If you’re here in search of information on “Footnote 19″, you’ve probably run into the infamous Mark D. Curran (aka TruthSeeker, FilmCriticOne, Truth, BullShipDetector, Mark Douglas, Mark Curran, Mark Douglas Curran, Mark D, Seeker, Math Matters, 12FlyMe, ItchMyFoot – and many other aliases that we haven’t picked up on yet).
You can find the document Mark is referencing here: A COMPARISON OF THE FAIRTAX BASE AND RATE WITH OTHER NATIONAL TAX REFORM PROPOSALS. I encourage you to read it in its entirety when you have spare time.
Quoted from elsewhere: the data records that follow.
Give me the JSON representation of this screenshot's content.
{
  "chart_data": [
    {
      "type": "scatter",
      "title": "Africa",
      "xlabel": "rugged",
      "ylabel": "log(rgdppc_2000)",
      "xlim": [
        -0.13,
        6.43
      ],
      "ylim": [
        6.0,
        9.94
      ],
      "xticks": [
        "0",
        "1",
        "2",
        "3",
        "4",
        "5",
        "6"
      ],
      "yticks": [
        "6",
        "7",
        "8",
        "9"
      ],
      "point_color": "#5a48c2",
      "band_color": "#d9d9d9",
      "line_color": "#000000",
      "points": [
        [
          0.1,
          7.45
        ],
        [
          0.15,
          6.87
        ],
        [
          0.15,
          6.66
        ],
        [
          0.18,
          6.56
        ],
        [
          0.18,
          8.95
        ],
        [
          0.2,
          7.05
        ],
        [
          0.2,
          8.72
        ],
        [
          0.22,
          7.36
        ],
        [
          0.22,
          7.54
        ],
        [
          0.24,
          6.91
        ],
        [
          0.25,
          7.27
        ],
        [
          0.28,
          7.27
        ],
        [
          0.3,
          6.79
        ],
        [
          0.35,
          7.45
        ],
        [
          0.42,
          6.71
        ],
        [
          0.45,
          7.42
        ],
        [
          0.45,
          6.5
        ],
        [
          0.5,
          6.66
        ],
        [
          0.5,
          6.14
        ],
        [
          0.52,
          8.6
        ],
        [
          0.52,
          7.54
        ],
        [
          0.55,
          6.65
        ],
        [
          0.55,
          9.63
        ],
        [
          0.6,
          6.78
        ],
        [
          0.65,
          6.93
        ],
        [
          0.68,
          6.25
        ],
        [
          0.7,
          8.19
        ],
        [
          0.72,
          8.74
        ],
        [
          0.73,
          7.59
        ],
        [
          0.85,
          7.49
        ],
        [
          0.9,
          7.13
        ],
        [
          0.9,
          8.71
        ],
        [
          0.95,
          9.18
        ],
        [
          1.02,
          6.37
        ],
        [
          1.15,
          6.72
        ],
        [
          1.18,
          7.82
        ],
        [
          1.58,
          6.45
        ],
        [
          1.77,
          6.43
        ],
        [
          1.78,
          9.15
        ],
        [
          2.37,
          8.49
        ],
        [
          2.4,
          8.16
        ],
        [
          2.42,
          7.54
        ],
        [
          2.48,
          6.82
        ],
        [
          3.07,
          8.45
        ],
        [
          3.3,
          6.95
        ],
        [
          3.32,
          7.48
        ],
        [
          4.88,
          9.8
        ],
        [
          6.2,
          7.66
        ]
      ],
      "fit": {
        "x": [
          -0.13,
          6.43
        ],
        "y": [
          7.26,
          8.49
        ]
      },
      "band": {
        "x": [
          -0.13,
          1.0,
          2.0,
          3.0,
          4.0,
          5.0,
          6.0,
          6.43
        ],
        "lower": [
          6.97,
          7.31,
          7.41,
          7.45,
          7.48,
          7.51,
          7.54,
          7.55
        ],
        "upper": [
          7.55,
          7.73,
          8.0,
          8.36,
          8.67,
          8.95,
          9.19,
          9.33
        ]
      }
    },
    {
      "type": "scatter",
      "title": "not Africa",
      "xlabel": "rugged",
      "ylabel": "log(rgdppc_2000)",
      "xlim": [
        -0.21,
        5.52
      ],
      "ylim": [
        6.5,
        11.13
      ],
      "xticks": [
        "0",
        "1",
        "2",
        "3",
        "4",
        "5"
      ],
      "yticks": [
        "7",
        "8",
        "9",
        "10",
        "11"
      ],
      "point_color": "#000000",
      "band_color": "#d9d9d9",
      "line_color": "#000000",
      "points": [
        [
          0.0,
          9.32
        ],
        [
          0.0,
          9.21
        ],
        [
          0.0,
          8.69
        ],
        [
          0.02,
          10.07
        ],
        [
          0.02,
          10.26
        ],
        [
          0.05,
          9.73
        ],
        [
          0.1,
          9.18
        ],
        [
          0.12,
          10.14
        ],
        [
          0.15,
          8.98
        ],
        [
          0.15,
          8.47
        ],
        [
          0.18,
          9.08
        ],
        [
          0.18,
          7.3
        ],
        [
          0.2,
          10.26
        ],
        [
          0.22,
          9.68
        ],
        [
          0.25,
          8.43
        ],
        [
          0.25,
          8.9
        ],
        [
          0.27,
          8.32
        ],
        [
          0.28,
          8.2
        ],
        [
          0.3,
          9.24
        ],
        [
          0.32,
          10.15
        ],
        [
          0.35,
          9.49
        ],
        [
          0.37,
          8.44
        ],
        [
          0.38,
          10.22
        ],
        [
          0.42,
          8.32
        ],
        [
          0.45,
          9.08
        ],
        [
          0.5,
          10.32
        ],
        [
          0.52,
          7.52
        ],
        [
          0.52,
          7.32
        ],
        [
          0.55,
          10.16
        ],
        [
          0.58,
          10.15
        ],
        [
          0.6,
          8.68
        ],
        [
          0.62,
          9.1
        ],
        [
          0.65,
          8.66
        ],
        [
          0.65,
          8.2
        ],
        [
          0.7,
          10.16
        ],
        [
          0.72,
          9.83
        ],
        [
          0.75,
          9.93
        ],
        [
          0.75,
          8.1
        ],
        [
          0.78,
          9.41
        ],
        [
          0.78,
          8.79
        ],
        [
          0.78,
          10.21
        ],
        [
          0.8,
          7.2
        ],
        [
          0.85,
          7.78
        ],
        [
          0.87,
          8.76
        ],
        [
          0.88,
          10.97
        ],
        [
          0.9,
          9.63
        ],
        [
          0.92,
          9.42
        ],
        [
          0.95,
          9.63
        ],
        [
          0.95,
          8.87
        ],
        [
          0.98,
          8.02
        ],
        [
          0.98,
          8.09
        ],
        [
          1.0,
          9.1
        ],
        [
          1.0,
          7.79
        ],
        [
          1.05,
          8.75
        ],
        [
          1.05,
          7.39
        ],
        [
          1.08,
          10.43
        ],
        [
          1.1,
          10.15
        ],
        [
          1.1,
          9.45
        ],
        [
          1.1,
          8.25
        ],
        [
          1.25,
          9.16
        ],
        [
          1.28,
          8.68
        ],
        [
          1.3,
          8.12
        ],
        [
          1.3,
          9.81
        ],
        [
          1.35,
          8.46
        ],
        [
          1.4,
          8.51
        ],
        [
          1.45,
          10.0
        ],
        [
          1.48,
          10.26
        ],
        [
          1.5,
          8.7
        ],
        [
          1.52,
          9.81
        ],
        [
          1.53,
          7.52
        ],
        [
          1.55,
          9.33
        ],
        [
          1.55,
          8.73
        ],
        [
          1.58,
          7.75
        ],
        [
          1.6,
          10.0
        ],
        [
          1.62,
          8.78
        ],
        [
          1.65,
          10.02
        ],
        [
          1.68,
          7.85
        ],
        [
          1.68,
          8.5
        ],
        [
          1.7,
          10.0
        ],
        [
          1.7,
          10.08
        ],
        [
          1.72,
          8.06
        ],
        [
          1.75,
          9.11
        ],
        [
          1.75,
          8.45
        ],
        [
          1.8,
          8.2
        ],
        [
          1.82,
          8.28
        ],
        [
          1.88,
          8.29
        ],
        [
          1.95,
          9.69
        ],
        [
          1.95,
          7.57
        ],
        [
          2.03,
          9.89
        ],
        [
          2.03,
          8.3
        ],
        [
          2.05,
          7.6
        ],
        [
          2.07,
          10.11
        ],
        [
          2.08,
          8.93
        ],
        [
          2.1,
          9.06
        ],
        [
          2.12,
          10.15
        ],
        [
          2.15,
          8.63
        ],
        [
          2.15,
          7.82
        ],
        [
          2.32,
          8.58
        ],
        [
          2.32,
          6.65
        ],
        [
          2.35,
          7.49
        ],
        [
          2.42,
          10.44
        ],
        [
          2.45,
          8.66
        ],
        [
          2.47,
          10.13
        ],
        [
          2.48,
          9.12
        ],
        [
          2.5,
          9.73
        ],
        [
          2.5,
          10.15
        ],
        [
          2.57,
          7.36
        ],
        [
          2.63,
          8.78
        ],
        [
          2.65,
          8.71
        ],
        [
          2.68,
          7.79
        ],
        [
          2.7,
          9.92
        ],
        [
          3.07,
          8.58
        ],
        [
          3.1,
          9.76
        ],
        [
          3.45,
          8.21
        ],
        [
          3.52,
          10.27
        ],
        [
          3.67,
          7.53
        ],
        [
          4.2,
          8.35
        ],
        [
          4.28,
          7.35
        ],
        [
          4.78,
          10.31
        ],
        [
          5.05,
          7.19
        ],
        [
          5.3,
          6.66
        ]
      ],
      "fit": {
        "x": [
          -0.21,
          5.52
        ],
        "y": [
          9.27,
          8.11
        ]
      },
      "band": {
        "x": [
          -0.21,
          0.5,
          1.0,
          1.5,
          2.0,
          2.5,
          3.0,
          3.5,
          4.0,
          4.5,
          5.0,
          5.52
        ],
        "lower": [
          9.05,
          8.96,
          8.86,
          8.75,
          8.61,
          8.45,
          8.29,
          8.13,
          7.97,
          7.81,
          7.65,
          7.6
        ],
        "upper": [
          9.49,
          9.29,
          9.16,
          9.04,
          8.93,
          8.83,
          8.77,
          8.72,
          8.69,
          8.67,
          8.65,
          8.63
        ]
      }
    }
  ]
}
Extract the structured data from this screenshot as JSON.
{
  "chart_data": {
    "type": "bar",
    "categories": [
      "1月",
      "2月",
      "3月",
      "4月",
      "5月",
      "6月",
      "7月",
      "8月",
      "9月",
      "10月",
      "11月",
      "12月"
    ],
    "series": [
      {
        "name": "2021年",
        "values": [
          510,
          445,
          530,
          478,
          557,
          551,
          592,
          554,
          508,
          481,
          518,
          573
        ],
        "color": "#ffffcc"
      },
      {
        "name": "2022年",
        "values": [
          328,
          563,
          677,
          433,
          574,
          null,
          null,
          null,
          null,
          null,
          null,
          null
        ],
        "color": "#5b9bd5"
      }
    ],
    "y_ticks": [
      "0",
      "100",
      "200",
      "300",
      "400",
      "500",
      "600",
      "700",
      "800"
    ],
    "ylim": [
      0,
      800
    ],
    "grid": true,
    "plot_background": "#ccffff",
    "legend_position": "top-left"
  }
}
It is a study that compares the Base and Rate of the FairTax to the flat tax plan, the BTT, and our current tax system.
A major point to note is that this information is coming FROM A STUDY, NOT FROM THE FairTax Act itself. What you are reading does not mean that it will be enacted.
Footnote 19 reads:
The FairTax adopts a pre-payment approach to taxing government investment since much of the consumption generated by government investment would otherwise never be taxed.
And is lead in by:
B. The FairTax Base
H.R. 25 calls for a tax on “all consumption of goods and services in the United States.” That consists, for the most part, of what the NIPA defines as “personal consumption expenditures” and “government consumption expenditures and investment.”
Our (unconfirmed) analysis of the term “pre-payment” is that it means “paying the tax when the purchase is made versus paying it at the end of the year“. We do not believe that the authors of the above noted study inferred, in any way, that the State or Government agencies would have to relinquish funds that a) they do not have yet, and b) cannot feasibly estimate.